Pastel’in…

İçsel sesin zihnimde yankılanması ile
Kayıtsızca öle kalakalmıştım.
Bu kaçıncı, canımı yakan..
Bu kaçıncı özümden lime-lime koparan..
Aşüfteliği sığınmış; hayat denen köpeğimin ihaneti..

Uzun dar bir boğaz,
Soluğun uçurumunda dayanaksız olarak..
Aşağıya doğru uzanan bilinen karanlığın içerisine,
Beni zorla itelemekte…
Soluksuz kalsın, boğulup bir önce gidebilsin diye..
El yordamı ile yokluyor
ve
Yer alan bütün acıyı ve kederi, üzerime örtüyor.

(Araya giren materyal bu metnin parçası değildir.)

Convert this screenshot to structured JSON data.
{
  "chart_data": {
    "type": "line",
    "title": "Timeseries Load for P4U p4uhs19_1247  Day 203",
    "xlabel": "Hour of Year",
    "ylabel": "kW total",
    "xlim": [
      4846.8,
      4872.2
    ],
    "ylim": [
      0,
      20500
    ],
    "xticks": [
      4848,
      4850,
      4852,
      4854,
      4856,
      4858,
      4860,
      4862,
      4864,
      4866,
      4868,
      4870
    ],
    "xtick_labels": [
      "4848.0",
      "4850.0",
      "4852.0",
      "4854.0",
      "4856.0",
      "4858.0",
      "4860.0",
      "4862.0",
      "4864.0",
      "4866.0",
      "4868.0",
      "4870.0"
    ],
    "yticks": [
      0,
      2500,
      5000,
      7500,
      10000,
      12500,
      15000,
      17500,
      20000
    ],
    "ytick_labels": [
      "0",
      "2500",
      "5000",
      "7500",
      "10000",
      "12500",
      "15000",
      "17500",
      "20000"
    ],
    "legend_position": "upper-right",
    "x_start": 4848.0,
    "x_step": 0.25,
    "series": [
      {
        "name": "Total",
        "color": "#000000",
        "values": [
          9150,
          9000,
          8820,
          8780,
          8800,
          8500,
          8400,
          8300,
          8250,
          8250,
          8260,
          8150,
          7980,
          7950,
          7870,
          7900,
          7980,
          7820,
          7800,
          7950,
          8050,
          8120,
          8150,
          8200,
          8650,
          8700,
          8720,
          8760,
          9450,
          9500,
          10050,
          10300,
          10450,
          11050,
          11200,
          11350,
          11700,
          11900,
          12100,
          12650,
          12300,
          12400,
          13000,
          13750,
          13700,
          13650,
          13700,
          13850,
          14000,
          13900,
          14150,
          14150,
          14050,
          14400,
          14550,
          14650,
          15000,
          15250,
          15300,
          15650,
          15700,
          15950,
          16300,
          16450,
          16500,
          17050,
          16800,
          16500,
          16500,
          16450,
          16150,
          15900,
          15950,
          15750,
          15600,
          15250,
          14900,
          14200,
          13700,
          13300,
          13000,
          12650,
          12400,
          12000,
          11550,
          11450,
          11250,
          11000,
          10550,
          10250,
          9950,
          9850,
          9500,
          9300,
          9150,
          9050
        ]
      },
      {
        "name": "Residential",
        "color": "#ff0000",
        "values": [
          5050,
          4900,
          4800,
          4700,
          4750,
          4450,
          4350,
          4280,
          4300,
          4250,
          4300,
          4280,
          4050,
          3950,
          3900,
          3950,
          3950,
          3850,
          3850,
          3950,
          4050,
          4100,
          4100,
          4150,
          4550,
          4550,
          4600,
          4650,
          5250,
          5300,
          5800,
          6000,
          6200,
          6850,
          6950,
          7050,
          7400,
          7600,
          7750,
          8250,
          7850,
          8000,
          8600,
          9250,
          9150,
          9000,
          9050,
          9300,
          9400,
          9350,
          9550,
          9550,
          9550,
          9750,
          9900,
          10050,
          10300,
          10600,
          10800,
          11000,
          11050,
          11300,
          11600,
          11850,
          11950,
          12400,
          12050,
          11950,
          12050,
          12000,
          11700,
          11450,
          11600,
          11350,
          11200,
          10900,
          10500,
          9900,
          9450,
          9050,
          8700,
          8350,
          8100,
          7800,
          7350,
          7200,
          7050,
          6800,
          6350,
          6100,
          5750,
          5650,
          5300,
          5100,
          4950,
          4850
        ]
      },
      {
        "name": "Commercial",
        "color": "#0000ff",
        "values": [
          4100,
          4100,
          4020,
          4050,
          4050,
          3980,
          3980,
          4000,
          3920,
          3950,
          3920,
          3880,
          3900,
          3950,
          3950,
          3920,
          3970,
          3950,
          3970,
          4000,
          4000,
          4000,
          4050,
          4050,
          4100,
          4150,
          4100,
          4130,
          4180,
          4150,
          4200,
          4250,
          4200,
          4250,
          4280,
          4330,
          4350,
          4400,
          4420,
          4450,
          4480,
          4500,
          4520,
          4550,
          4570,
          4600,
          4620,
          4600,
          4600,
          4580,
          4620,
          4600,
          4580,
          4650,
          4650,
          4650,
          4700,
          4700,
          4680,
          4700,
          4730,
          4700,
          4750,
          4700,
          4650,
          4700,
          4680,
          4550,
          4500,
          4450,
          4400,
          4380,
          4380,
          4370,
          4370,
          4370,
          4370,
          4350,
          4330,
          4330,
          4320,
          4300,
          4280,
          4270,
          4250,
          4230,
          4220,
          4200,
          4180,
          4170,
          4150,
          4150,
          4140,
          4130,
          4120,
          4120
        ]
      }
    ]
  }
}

Kişisel bir ritim bulmuşçasına,
Hep aynı hüzünlü şarkı söyleniyordu bu derinliklerde.
Uzaklarda saklanan gizin verdiği incelikte,
Ruhunuz bir bir özümseniyor.
Yeni mabetler gün ve gün ekleniyor.
Her şeyde ayrı bir yamyamlık sürdüyor.
Özümse! Özümse!.. Özümse!..

Derken!
Delikten bakan arkadaş,
Usulca derinliğimde, kendine yer açmaya çalıştı.
Ne güldük,
Ne ağladık,
Ne de düşündük;
Geri kalanı siz düşünün artık!!
Çığlık ve fısıltı arasında, gidip gelen bu yaşamın zerresinde…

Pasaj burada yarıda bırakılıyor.